ぽーん。ぽーん。ぽーん。ぽーん。ぽーん。ぽーん。ぽーん。
・・・それにしても・・・
・・・あの時、俺を前の御主人から救ってくれた時に、御主人の車の中に転がってた空気の抜けてベッタリ底に引っ付いてた風船はいったい何であったんだろ・・・?
・・・まさか、俺の前に先代の猟犬を御主人がパートナーにしてた・・・?
・・・俺と同じように、その猟犬は御主人様が風船を使って狩猟の練習を・・・?
・・・風船・・・
ポチは、あの森で訓練の風船に戯れた野犬のカイザーの事を思い出した。
・・・まさか、あのカイザーさん実は・・・?!
ふわふわふわふわ・・・
「わあっ!!風船が降りてきた!!」
ぷすっ。
「やば!風船に牙剥出しちゃった?!」
ぱぁーーーーん!!
「きゃいん!!」
すぐ側で、犬の悲鳴が聞こえてポチは気まずくなって振り向いた。
「うっせぇな!!こんなとこで風船で遊んでるんじゃねーよ!!」
垂れ下がった耳を前肢で押さえて、1匹のビーグル犬が現れた。
「君も・・・猟犬?」
「当たり前だ!!俺は名うての外来種専門の猟犬『セルパ』だ。」
・・・名うてっておまいう・・・
「お前!!クスッとしただろ?!ポインター犬!!」
「なんでもないっす!!」
「お前の風船のせいで、追い掛けてたアライグマが逃げられたじゃねーか!!」「めんごめんご!!」
「御免で済んだら保健所要らねーよ!!あ、お前は知らんだろうが通告することがある。」
セルパはポチに顔をおしつけ、声色を低くして述べた。
「『カイザー』って野犬知ってるか?」
「カイザー?カイザーなら・・・僕、この前逢ったけど?」
「なにぃ?!」
セルパはそれを聞いて、更に顔をグッとポチに近づけた。
「な、なんだよ・・・!!」
「あいつに気を付けろ。あいつは既に『オオカミ』になっちまった。根は犬だが、心は『オオカミ』だ。

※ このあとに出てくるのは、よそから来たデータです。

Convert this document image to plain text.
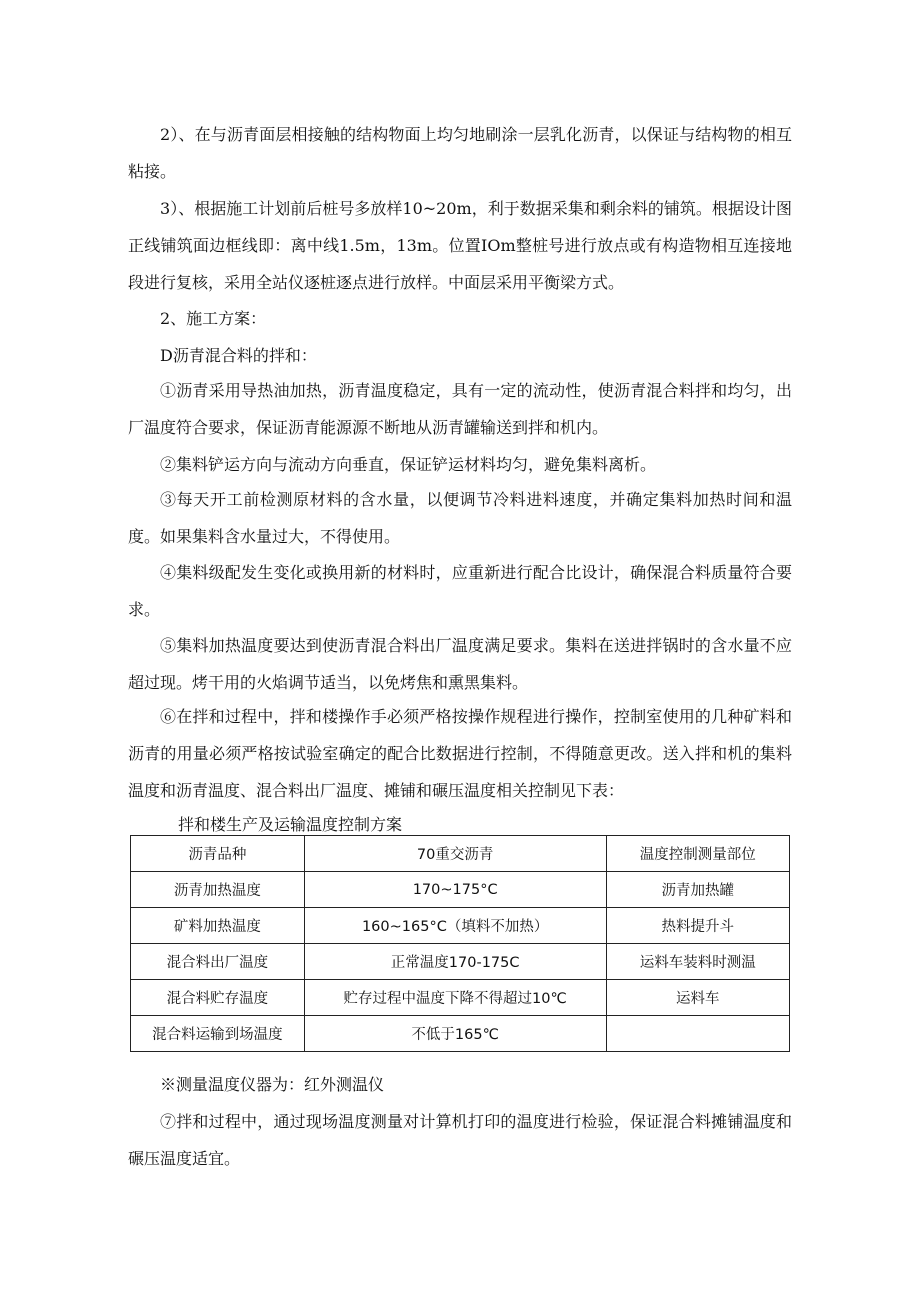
2）、在与沥青面层相接触的结构物面上均匀地刷涂一层乳化沥青，以保证与结构物的相互粘接。

3）、根据施工计划前后桩号多放样10~20m，利于数据采集和剩余料的铺筑。根据设计图正线铺筑面边框线即：离中线1.5m，13m。位置IOm整桩号进行放点或有构造物相互连接地段进行复核，采用全站仪逐桩逐点进行放样。中面层采用平衡梁方式。

2、施工方案：

D沥青混合料的拌和：

①沥青采用导热油加热，沥青温度稳定，具有一定的流动性，使沥青混合料拌和均匀，出厂温度符合要求，保证沥青能源源不断地从沥青罐输送到拌和机内。

②集料铲运方向与流动方向垂直，保证铲运材料均匀，避免集料离析。

③每天开工前检测原材料的含水量，以便调节冷料进料速度，并确定集料加热时间和温度。如果集料含水量过大，不得使用。

④集料级配发生变化或换用新的材料时，应重新进行配合比设计，确保混合料质量符合要求。

⑤集料加热温度要达到使沥青混合料出厂温度满足要求。集料在送进拌锅时的含水量不应超过现。烤干用的火焰调节适当，以免烤焦和熏黑集料。

⑥在拌和过程中，拌和楼操作手必须严格按操作规程进行操作，控制室使用的几种矿料和沥青的用量必须严格按试验室确定的配合比数据进行控制，不得随意更改。送入拌和机的集料温度和沥青温度、混合料出厂温度、摊铺和碾压温度相关控制见下表：

拌和楼生产及运输温度控制方案
沥青品种	70重交沥青	温度控制测量部位
沥青加热温度	170~175°C	沥青加热罐
矿料加热温度	160~165°C（填料不加热）	热料提升斗
混合料出厂温度	正常温度170-175C	运料车装料时测温
混合料贮存温度	贮存过程中温度下降不得超过10℃	运料车
混合料运输到场温度	不低于165℃	

※测量温度仪器为：红外测温仪

⑦拌和过程中，通过现场温度测量对计算机打印的温度进行检验，保证混合料摊铺温度和碾压温度适宜。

ついこの前も、この山林に入った人間が噛まれて大怪我をした。
もし、あいつは『狂犬病』になってたらあの人間は既に死んでるかもな。」
セルパの顰めっ面を見たとたん、
・・・この猟犬はあのカイザーに恨みがあるのではないか・・・?
と、ポチは感じた。
更にセルパは話を進めた。
「それにしてもあいつ、やたら風船が好きらしいという情報もあるんだ。」
あの襲われた人間どもには目印の為にリュックに風船を付けてたし、たまに人里に降りて、店の飾りの風船を店員を襲って全部奪って逃走したって噂もある。

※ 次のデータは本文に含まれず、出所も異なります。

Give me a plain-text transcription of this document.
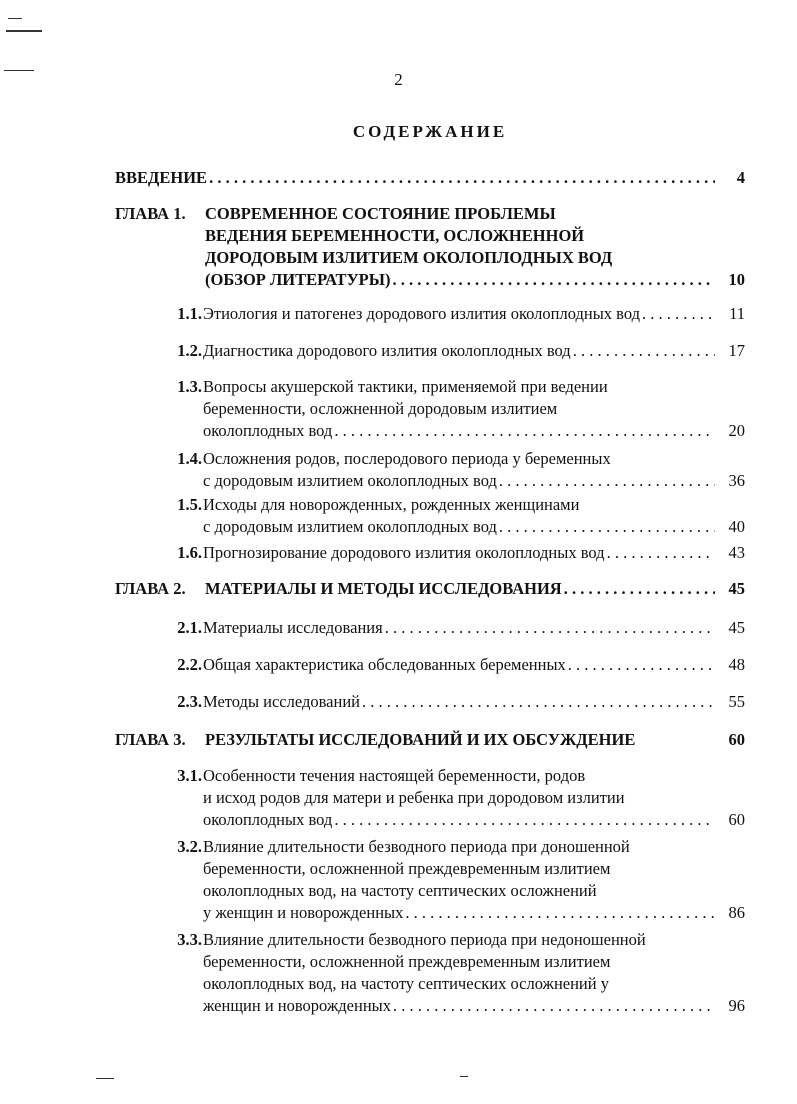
2
СОДЕРЖАНИЕ
ВВЕДЕНИЕ . . .	4
ГЛАВА 1.	СОВРЕМЕННОЕ СОСТОЯНИЕ ПРОБЛЕМЫ
ВЕДЕНИЯ БЕРЕМЕННОСТИ, ОСЛОЖНЕННОЙ
ДОРОДОВЫМ ИЗЛИТИЕМ ОКОЛОПЛОДНЫХ ВОД
(ОБЗОР ЛИТЕРАТУРЫ) . . .	10
1.1. Этиология и патогенез дородового излития околоплодных вод . . .	11
1.2. Диагностика дородового излития околоплодных вод . . .	17
1.3. Вопросы акушерской тактики, применяемой при ведении
беременности, осложненной дородовым излитием
околоплодных вод . . .	20
1.4. Осложнения родов, послеродового периода у беременных
с дородовым излитием околоплодных вод . . .	36
1.5. Исходы для новорожденных, рожденных женщинами
с дородовым излитием околоплодных вод . . .	40
1.6. Прогнозирование дородового излития околоплодных вод . . .	43
ГЛАВА 2.	МАТЕРИАЛЫ И МЕТОДЫ ИССЛЕДОВАНИЯ . . .	45
2.1. Материалы исследования . . .	45
2.2. Общая характеристика обследованных беременных . . .	48
2.3. Методы исследований . . .	55
ГЛАВА 3.	РЕЗУЛЬТАТЫ ИССЛЕДОВАНИЙ И ИХ ОБСУЖДЕНИЕ	60
3.1. Особенности течения настоящей беременности, родов
и исход родов для матери и ребенка при дородовом излитии
околоплодных вод . . .	60
3.2. Влияние длительности безводного периода при доношенной
беременности, осложненной преждевременным излитием
околоплодных вод, на частоту септических осложнений
у женщин и новорожденных . . .	86
3.3. Влияние длительности безводного периода при недоношенной
беременности, осложненной преждевременным излитием
околоплодных вод, на частоту септических осложнений у
женщин и новорожденных . . .	96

あん時はさすがに、人間の警察や保健所が動いたらしいが。
「そんなことをしたの?!あいつが?!」
「俺はカイザーに出逢ったという、お前に聞きたい。
お前はカイザーと何をした?」
「えっ・・・と、あっちの沢で一緒に僕の風船で遊んだ。」
「なにぃ?!」
セルパはまたポチに顔を近づけた。
「あいつが風船が好き・・・なのは、あいつが元猟犬に違いない。
とすると、あいつは風船で何度も狩猟の訓練をしたものの、成果は散々で愛想を尽かした心無いハンターに『捨てられた』んだろうね?
おめえはどう思うんだ?え?」
セルパは、責めるようにグッと顔をポチに押し付けて迫った。
「それは・・・そうだとも・・・知れませんね。」
ポチはこう答えるしかなかった。
「じゃあ、またカイザーの奴に逢ったならこう言え。
「お前は何処から来たんだ?」と。
そして、俺のとこへ突き出せ!!
俺は名うての外来種専門の猟犬『セルパ』だ!!命懸けでそいつを狩る!!
通告してやったからな。俺は・・・
ああっ!!いけねえ!!俺、アライグマ追いかけてたんだ!!おめえのせいでアライグマを見失ったじゃねーか!!チクショウ!!」
ビーグル犬のセルパは、黒光りする鼻を地面に押し付けてクンカクンカと逃げていったアライグマの匂い嗅ぎながら、その場を去った。